= Edward J. Sachar =

American psychiatrist (1933–1984)

Edward Joel Sachar (June 23, 1933 – March 25, 1984) was an American psychiatrist.

He was born on June 23, 1933, to historian Abram L. Sachar. His eldest brother, Howard Sachar, was also a historian. Another sibling, David B. Sachar, is a gastroenterologist. Edward Sachar attended Harvard College, graduating in 1952, then earned a medical degree from the University of Pennsylvania School of Medicine in 1956. He held an internship at Beth Israel Hospital before completing his residency at Massachusetts General Hospital.
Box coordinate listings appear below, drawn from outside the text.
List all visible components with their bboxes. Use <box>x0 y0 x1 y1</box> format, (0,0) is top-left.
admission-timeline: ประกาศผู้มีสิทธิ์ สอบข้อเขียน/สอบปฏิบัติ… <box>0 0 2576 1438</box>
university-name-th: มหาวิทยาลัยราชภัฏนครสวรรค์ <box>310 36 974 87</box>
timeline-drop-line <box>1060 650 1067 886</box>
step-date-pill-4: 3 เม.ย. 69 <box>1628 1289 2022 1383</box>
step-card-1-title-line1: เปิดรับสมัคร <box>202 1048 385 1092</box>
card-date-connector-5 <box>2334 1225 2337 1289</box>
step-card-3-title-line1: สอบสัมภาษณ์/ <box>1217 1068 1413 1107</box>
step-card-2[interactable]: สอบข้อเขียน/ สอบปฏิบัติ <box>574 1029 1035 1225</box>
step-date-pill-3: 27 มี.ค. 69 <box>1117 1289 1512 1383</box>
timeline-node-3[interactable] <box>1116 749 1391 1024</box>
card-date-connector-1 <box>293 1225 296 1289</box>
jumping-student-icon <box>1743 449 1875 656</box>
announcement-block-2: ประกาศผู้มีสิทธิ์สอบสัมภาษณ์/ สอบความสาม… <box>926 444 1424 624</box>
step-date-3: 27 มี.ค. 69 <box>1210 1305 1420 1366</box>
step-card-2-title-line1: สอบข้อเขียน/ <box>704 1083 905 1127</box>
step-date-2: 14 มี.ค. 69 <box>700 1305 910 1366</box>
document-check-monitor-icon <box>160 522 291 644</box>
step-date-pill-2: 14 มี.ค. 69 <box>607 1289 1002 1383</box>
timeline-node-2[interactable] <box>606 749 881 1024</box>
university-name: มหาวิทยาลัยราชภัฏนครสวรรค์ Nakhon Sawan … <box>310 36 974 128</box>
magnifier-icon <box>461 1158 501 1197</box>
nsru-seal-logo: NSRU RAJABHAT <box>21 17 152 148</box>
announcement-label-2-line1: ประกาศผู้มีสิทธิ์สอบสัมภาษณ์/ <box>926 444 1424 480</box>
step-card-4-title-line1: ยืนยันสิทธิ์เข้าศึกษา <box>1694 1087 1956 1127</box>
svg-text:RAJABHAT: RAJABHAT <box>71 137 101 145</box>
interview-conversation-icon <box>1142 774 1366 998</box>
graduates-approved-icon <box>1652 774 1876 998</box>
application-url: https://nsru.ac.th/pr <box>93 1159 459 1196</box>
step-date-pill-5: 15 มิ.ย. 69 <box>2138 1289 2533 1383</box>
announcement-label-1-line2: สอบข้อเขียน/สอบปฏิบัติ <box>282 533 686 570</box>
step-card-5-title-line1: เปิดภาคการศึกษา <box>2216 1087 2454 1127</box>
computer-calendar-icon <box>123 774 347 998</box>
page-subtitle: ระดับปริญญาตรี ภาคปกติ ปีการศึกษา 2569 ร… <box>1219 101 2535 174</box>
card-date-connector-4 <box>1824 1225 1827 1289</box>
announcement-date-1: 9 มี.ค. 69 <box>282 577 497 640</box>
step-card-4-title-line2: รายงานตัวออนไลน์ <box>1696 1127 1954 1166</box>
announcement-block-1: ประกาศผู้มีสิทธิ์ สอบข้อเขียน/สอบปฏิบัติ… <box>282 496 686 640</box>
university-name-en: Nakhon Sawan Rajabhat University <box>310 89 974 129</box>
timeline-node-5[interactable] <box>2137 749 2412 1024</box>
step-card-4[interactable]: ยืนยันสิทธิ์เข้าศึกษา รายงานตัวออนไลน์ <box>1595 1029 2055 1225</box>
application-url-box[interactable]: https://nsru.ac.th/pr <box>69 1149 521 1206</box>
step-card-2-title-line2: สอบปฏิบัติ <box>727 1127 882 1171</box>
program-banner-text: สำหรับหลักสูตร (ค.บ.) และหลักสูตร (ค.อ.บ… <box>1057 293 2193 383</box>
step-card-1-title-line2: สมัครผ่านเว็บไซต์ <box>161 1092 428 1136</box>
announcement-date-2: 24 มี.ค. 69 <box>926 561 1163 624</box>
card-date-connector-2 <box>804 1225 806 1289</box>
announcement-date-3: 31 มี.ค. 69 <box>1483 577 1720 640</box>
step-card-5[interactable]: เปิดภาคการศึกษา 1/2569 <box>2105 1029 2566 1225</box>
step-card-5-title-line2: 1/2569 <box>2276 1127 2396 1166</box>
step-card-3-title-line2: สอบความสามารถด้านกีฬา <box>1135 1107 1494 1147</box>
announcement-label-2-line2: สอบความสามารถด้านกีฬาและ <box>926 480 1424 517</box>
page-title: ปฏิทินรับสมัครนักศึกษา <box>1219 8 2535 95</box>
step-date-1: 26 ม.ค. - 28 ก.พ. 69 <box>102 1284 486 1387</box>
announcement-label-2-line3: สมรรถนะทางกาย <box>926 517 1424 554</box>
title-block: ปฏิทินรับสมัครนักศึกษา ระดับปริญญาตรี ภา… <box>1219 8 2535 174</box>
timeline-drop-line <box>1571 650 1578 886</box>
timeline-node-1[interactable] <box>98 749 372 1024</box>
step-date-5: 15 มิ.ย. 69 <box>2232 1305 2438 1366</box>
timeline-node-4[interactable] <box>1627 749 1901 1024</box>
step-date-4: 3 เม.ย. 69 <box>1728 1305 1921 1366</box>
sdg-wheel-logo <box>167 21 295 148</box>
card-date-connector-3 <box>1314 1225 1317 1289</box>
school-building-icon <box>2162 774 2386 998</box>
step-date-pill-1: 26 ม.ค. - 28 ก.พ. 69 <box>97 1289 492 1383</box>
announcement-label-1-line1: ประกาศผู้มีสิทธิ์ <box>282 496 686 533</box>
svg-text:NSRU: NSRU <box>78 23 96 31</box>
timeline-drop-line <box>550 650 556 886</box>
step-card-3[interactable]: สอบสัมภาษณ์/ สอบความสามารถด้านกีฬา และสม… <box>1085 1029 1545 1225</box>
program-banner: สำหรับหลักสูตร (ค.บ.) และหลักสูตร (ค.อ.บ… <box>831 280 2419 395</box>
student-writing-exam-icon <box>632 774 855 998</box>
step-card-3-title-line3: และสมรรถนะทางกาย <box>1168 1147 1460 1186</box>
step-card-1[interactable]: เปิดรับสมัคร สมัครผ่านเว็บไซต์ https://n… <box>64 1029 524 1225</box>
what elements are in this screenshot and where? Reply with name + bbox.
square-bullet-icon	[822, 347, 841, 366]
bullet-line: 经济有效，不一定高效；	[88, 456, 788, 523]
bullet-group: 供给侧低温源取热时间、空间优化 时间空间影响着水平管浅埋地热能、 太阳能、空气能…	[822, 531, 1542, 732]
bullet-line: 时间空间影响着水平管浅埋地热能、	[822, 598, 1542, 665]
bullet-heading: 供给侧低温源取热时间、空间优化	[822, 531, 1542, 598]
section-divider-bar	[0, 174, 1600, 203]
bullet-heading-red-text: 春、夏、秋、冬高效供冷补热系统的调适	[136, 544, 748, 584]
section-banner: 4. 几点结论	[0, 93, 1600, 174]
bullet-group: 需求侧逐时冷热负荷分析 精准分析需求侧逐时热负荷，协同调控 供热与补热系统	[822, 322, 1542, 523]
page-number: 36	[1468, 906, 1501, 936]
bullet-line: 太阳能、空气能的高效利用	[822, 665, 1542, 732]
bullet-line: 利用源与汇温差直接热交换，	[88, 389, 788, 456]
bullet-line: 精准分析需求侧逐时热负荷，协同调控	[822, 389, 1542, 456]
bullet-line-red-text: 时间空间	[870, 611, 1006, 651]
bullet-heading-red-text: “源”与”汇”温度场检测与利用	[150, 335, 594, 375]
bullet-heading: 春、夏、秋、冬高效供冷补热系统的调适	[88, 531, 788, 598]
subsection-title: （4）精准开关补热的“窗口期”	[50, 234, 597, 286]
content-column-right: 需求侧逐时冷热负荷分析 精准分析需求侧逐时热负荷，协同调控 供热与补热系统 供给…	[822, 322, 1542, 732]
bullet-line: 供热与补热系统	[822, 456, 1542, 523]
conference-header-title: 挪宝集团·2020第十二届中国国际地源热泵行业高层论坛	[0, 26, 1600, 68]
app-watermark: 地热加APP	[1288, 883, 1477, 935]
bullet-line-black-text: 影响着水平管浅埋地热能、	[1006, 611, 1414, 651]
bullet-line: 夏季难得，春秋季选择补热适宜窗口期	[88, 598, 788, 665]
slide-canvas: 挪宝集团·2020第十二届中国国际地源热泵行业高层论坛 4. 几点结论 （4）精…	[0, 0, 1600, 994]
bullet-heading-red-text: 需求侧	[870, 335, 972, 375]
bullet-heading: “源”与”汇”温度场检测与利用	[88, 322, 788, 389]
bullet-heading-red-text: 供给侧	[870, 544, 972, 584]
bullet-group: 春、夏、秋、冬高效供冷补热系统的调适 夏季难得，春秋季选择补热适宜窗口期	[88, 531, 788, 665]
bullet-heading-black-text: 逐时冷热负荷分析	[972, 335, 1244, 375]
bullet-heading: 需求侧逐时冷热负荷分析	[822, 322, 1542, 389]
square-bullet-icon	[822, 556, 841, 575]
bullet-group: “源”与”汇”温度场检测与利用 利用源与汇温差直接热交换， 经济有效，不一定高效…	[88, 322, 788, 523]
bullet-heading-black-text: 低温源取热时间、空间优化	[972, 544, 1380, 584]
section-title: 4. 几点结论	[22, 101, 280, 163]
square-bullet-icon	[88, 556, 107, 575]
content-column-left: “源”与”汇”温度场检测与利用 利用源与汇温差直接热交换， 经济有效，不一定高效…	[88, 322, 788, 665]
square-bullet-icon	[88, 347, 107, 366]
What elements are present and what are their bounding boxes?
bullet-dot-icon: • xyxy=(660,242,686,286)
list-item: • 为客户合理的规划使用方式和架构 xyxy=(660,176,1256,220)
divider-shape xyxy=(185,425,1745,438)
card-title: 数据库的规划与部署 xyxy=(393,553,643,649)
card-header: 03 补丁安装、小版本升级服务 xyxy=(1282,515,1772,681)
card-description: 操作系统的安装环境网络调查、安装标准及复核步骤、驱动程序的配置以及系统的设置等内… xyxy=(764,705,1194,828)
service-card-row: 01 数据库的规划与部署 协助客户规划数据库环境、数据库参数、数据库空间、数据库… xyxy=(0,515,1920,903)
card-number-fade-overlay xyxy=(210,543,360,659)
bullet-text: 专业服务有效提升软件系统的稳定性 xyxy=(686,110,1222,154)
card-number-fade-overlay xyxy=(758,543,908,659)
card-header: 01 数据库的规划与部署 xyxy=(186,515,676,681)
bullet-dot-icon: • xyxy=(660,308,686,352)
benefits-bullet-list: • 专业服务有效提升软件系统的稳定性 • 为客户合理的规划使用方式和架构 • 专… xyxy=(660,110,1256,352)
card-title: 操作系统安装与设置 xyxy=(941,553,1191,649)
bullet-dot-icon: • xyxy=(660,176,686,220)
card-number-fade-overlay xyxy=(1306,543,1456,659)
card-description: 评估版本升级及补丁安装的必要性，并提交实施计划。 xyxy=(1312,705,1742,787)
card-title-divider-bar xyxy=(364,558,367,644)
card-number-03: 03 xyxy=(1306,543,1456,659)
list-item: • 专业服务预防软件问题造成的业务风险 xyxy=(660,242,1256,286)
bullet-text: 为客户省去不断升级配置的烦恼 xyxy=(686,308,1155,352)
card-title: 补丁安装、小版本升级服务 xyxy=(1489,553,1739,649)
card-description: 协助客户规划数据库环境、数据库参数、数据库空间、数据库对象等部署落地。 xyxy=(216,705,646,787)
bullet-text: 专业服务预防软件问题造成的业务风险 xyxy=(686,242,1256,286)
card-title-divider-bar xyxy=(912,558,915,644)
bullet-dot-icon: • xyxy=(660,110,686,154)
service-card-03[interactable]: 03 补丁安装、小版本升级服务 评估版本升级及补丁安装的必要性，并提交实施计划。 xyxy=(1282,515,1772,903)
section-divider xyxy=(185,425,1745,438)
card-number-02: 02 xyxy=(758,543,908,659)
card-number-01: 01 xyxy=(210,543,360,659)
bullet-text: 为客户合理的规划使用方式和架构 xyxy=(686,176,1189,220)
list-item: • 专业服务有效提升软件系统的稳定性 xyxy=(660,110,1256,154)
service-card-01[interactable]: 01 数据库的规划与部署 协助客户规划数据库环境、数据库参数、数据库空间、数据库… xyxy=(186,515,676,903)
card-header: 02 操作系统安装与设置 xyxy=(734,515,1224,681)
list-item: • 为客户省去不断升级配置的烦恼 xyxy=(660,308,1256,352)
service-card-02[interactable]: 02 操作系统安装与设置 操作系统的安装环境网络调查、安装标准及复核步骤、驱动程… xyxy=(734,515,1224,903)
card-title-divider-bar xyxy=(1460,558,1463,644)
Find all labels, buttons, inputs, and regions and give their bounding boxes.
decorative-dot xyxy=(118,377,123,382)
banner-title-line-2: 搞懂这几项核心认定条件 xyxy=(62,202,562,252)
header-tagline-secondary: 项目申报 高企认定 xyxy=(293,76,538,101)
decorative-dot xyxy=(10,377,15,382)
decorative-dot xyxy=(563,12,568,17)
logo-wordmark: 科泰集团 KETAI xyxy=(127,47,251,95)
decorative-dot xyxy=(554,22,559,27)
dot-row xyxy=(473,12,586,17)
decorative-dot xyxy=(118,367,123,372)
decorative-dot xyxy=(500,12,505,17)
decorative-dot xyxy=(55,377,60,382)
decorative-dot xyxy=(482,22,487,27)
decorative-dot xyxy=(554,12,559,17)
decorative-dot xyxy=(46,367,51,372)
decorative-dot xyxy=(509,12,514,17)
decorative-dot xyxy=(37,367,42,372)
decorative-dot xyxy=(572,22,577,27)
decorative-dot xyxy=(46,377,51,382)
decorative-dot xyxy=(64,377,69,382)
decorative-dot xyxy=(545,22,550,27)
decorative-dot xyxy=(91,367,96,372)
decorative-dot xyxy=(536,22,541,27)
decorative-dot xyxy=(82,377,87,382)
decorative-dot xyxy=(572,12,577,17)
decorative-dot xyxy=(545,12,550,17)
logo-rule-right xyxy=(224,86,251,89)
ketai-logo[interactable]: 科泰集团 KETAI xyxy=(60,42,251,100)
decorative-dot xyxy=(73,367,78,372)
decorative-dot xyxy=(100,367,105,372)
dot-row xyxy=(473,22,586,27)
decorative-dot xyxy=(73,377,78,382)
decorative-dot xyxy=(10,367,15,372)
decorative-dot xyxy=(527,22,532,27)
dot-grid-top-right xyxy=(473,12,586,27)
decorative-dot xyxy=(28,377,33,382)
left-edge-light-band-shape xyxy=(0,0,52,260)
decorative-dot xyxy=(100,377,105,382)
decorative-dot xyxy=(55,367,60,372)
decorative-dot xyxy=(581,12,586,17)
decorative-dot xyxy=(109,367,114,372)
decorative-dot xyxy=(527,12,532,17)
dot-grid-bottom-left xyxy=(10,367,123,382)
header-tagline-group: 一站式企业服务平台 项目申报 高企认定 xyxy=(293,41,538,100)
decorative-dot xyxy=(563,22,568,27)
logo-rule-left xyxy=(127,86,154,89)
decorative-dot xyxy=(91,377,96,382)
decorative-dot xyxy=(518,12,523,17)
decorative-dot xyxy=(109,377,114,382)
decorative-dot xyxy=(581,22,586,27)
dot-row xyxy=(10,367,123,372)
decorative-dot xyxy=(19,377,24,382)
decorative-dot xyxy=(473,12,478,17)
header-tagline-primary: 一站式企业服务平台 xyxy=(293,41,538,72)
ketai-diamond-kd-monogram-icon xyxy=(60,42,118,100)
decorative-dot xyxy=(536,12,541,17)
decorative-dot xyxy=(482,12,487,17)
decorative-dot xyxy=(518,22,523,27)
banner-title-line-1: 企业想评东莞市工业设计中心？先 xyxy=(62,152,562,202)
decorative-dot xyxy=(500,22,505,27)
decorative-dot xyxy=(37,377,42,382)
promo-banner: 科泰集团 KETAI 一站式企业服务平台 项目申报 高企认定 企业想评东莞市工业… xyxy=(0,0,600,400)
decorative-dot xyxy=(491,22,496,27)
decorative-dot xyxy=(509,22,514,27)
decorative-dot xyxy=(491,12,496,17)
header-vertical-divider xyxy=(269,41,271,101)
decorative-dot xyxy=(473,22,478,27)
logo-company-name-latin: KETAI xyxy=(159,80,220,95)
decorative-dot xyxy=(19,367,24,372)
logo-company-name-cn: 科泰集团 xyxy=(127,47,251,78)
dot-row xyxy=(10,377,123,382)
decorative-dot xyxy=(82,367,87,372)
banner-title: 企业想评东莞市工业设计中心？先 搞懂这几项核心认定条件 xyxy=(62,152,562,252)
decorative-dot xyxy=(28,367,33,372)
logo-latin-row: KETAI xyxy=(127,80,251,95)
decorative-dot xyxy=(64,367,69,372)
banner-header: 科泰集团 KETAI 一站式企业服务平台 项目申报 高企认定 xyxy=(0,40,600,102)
Sachar began his academic career at Harvard Medical School, leaving for the Albert Einstein College of Medicine in 1966. He was named full professor in 1972, and joined the Columbia University College of Physicians and Surgeons four years later, as Lawrence C. Kolb Professor of Psychiatry. Sachar had a stroke in 1981, and subsequently retired. He died at the age of 50 on March 25, 1984, at Lenox Hill Hospital in Manhattan.

The Edward J. Sachar Award conferred by the Columbia University College of Physicians and Surgeons was named for him. Recipients of the prize have included Augustus John Rush and Aaron T. Beck.